MUSIQUE – Ce vendredi 1er mars, la deuxième session du Chantier des Francos présentera 3 nouveaux artistes de l’édition 2019 : Arthur Ely, Raphaël Guattari, Silly Boy Blue. Un peu de hip-hop, un peu de rock, un peu de new-wave. BEAUCOUP de musiques et de talents !

Arthur Ely

Débarqué de Strasbourg pour tutoyer la gloire, Arthur Ely s’est construit, pièce par pièce, un univers à sa mesure, un monde dont il est fatalement le prince, le roi. Un univers hérissé de guitares électriques et de beats hip-hop ; de dictions fantaisies, de variété française aux rimes acérées. Mais il y a plus : on ne sait pas bien si Arthur Ely rappe sur une variété française dont il a envoyé promener le beau-parler, la poésie désuète, au profit d’un verbe egocentrique hanté par les rappeurs français, ou s’il chante de manière neuve sur les beats abrasifs du hip-hop moderne ; le fil est fin, le rasoir aiguisé, la diction singulière, repeinte d’un chant personnel, d’inflexions discrètes pillées en secret chez une poignée de rappeurs comme chez les grands conteurs de la variété française.

Raphaël Guattari

Raphaël Guattari a 24 ans et vit à Tours. Autodidacte, il a appris la guitare adolescent en reprenant Lou Reed et le Velvet Underground.

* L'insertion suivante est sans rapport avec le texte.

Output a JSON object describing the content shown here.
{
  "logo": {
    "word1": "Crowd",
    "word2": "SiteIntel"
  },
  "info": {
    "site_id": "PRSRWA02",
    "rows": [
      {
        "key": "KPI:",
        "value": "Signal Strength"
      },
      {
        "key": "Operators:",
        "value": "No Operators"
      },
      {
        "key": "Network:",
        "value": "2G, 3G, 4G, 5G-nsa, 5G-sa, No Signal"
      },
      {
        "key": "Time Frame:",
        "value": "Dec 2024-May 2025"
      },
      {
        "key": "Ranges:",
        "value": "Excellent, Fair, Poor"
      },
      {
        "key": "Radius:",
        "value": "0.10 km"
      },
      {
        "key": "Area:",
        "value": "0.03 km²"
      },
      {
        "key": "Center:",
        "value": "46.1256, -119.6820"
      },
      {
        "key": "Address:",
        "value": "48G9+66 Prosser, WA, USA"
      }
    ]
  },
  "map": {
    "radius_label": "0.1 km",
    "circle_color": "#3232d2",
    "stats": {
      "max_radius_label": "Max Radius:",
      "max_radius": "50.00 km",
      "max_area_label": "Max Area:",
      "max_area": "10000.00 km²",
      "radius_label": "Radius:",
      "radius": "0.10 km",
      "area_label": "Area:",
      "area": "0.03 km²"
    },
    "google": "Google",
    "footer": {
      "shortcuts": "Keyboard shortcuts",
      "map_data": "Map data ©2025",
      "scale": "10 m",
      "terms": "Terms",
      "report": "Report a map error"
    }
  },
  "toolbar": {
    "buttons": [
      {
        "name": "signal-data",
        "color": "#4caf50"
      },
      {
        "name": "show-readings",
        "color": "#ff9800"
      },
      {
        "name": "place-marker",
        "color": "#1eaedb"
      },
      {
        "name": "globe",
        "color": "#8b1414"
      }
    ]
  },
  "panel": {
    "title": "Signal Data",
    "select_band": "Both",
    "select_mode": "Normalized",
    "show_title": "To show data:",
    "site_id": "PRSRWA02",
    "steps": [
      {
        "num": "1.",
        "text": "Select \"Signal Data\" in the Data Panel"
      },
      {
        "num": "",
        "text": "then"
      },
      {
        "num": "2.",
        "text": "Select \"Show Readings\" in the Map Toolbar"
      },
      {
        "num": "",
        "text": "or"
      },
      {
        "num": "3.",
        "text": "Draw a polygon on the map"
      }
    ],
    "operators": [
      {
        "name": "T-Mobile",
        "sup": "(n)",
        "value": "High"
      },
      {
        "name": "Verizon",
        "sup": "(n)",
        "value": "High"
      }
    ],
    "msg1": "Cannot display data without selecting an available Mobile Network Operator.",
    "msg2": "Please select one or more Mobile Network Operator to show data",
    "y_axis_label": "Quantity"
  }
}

Depuis, il a composé ses premières chansons, joué une centaine de concerts sur des scènes underground, s’est entouré d’un groupe au groove certain, et a enregistré sa première cassette en live avec l’aide de la Souterraine, du Labomatic Studio et d’Another Record : on y entend un talent original et hybride tout juste situé entre Mac De Marco et Roméo Elvis – un je-ne-sais-quoi de je-m’en-foutisme tout à fait charmant aussi.

Silly Boy Blue

Derrière Silly Boy Blue, il y a Ana Benabdelkarim, une jeune Nantaise aujourd’hui basée à Paris. Il y a aussi des morceaux mélancoliques et aériens, où la lumière perce doucement entre les mots. Il y a un ordinateur dans une chambre, quelques claviers et une carte son – juste de quoi mettre en musique des souvenirs, des questionnements, des passions. Derrière Silly Boy Blue, il y a une fascination pour les icônes glam rock et la noirceur new wave des années 80. Il y a, évidemment, un hommage aux débuts de David Bowie, à ses errances pré-Ziggy Stardust, au personnage masculin/féminin qu’il commençait à devenir. Derrière Silly Boy Blue, il y a une écriture personnelle pensée comme un exutoire. Il y a de la nostalgie. Mais il y a surtout un projet tourné vers l’avenir : après les titres Cécilia et You’re Cool, un premier ep est actuellement en préparation.

INFORMATIONS: vendredi 1er mars – 10€ plein tarif / 8€ tarif réduit (demandeurs d’emploi et moins de 26 ans) / 5€ tarif pass culture.